REGEXVAULTv2.0
Localization/Phone Numbers
Verified Safe

French Phone Number Regex for JavaScript

/^(?:\+33[\s.-]?|0)(1|[2-9])[\s.-]?([0-9]{2})[\s.-]?([0-9]{2})[\s.-]?([0-9]{2})[\s.-]?([0-9]{2})$/

What this pattern does

This page provides a comprehensive, battle-tested regular expression for matching french phone number, ported and verified for JavaScript. A rigorously tested regex reduces debugging time and protects your application from edge-case failures.
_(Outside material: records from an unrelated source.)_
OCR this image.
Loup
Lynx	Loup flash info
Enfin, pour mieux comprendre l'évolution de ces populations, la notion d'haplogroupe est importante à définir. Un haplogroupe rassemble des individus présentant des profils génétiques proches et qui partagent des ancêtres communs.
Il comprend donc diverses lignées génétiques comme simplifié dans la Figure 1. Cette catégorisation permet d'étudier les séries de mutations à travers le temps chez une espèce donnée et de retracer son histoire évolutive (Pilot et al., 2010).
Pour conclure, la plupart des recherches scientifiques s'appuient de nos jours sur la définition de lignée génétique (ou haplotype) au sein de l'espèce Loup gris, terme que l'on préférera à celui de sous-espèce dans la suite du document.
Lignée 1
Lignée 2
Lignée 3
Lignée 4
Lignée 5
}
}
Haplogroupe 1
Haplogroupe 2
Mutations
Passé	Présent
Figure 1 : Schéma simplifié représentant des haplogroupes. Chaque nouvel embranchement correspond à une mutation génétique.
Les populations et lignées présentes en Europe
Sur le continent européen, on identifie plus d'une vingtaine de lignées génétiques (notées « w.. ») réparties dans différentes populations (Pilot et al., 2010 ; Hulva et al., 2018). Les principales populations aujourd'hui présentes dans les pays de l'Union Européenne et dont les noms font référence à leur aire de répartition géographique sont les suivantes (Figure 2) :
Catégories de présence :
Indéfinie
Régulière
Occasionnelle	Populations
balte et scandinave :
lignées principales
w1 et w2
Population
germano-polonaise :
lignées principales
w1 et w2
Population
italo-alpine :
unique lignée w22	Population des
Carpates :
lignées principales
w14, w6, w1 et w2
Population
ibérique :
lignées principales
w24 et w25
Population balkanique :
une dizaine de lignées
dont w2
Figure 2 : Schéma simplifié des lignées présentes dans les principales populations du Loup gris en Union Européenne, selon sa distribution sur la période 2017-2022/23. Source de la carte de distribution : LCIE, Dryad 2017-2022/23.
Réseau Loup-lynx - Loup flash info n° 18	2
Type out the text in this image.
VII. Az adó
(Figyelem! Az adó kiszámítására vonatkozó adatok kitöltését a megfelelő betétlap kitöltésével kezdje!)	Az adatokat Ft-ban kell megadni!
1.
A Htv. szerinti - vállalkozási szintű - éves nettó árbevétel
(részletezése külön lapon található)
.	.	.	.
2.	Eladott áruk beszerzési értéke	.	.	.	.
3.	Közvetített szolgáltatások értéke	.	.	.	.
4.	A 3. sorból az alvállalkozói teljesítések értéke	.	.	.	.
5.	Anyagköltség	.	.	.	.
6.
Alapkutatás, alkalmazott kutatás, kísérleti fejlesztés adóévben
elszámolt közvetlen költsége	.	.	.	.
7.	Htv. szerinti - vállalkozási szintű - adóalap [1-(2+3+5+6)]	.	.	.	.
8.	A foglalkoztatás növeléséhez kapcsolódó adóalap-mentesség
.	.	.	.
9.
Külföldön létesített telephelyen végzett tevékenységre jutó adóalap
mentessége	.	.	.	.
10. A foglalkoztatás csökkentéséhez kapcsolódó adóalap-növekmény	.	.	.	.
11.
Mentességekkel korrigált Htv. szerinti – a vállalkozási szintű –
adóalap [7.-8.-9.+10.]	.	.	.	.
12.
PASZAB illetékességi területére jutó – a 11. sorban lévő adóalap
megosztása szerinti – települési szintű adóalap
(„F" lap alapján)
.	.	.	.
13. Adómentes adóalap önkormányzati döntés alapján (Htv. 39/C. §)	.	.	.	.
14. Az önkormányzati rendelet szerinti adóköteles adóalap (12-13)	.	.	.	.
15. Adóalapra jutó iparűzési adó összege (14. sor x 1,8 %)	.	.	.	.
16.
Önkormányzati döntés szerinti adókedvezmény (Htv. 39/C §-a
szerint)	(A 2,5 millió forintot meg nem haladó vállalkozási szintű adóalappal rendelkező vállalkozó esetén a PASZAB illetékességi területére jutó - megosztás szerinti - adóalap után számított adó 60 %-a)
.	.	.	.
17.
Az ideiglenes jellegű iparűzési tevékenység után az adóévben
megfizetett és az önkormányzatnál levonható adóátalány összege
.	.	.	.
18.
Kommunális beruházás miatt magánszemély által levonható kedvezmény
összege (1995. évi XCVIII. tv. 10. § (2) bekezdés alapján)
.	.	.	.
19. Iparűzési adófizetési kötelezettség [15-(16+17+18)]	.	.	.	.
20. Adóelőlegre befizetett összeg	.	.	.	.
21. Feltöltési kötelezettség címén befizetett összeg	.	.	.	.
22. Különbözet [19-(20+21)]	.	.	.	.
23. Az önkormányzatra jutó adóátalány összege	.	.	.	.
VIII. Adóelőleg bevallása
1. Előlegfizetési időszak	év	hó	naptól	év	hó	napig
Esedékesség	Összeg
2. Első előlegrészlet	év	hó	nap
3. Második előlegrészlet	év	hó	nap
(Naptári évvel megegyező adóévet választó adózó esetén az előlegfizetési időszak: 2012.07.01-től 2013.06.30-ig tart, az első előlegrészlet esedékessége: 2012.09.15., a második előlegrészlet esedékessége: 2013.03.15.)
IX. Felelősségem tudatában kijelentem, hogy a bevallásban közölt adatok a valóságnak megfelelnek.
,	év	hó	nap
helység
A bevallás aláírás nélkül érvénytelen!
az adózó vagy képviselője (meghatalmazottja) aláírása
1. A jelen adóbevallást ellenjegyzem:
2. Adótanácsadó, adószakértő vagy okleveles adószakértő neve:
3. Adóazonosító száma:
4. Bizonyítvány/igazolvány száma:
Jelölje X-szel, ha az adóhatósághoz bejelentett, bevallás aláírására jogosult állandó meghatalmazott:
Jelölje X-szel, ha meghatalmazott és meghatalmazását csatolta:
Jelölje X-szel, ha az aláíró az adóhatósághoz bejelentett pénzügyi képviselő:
The snippet below is ready to drop into your JavaScript project — whether you're validating in an Express middleware, a Next.js API route, or a client-side form.

Javascript Implementation

Javascript
// French Phone Number
// ReDoS-safe | RegexVault — Localization > Phone Numbers

const frenchPhoneNumberRegex = /^(?:\+33[\s.-]?|0)(1|[2-9])[\s.-]?([0-9]{2})[\s.-]?([0-9]{2})[\s.-]?([0-9]{2})[\s.-]?([0-9]{2})$/;

function validateFrenchPhoneNumber(input: string): boolean {
  return frenchPhoneNumberRegex.test(input);
}

// Example
console.log(validateFrenchPhoneNumber("+33 1 42 34 56 78")); // true

Test Cases

Matches (Valid)
Rejects (Invalid)
+33 1 42 34 56 78+33 0 42 34 56 78
01 42 34 56 7842 34 56 78
+33612345678+44 1 42 34 56 78
06 12 34 56 7801 42 34 567
09 12 34 56 78

When to use this pattern

This pattern is drawn from the Localization > Phone Numbers category and carries a ReDoS-safe certification. That matters for JavaScript developers because especially critical in long-running Node.js event loops where a ReDoS vulnerability can block the entire process. RegexVault audits patterns against known backtracking attack vectors, ensuring you have the necessary context before using this regex in a high-stakes production environment.

Common Pitfalls

French overseas territories (DOM-TOM) use different prefixes — Réunion is +262, Guadeloupe/Martinique/French Guiana are +596/+594, New Caledonia is +687. These are not matched by this pattern.

Technical Notes

French numbers are always 10 digits in domestic format (excluding leading 0). Zones: 01 (Paris), 02 (northwest), 03 (northeast), 04 (southeast), 05 (southwest), 06-07 (mobile), 08 (special), 09 (VoIP). +33 replaces the leading 0.